Why take advantage of pair trading with stocks
But interestingly, the strategy performs even better when there are market crises, as was shown by the work of Bowen and Hutchinson.
How to implement pair trading
Create an investment universe that consists of stocks from the various U.S exchanges, but make sure illiquid stocks are not part of the investment universe. Next, create the cumulative total return index for each stock (dividends included), but set the starting price during the formation period to $1 (price normalization).

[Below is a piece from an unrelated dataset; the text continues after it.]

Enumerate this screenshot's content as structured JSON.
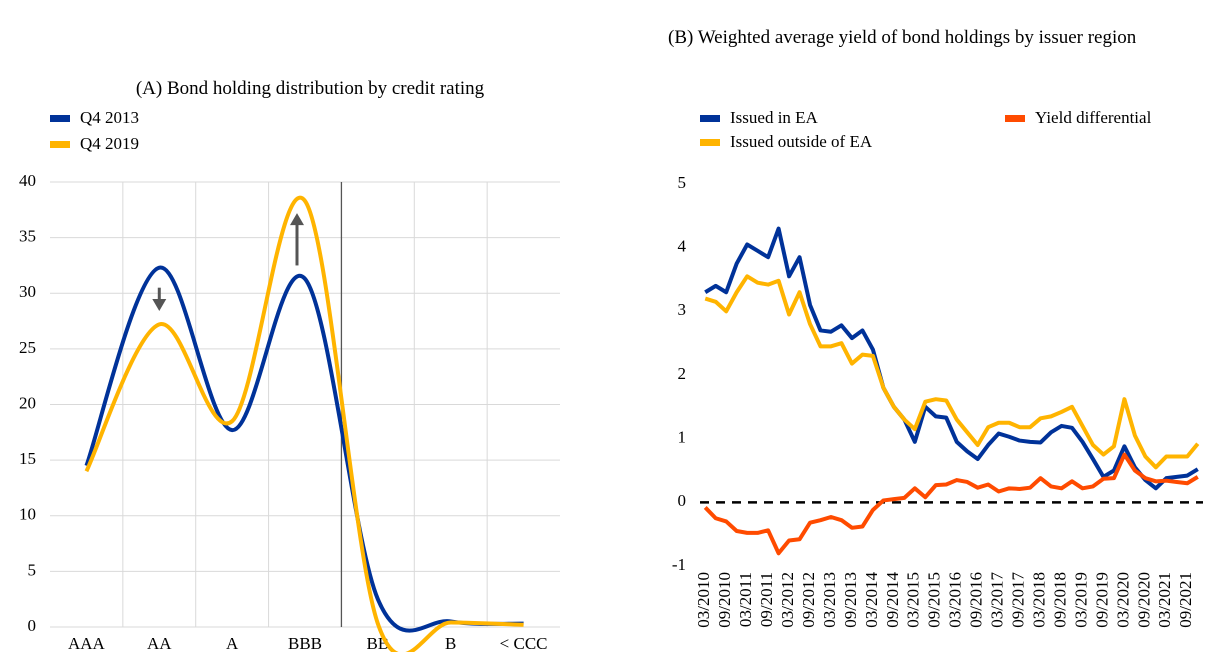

Use a twelve-month formation period and six-month trading period to find the right pairs. You find the matching partner for each stock by looking for the security that minimizes the sum of squared deviations between two normalized price series. Pick top 20 pairs with the smallest historical distance measure. Open a long-short position when pair prices have diverged by two standard deviations — buy the loser and sell the winner — and close your positions when prices revert.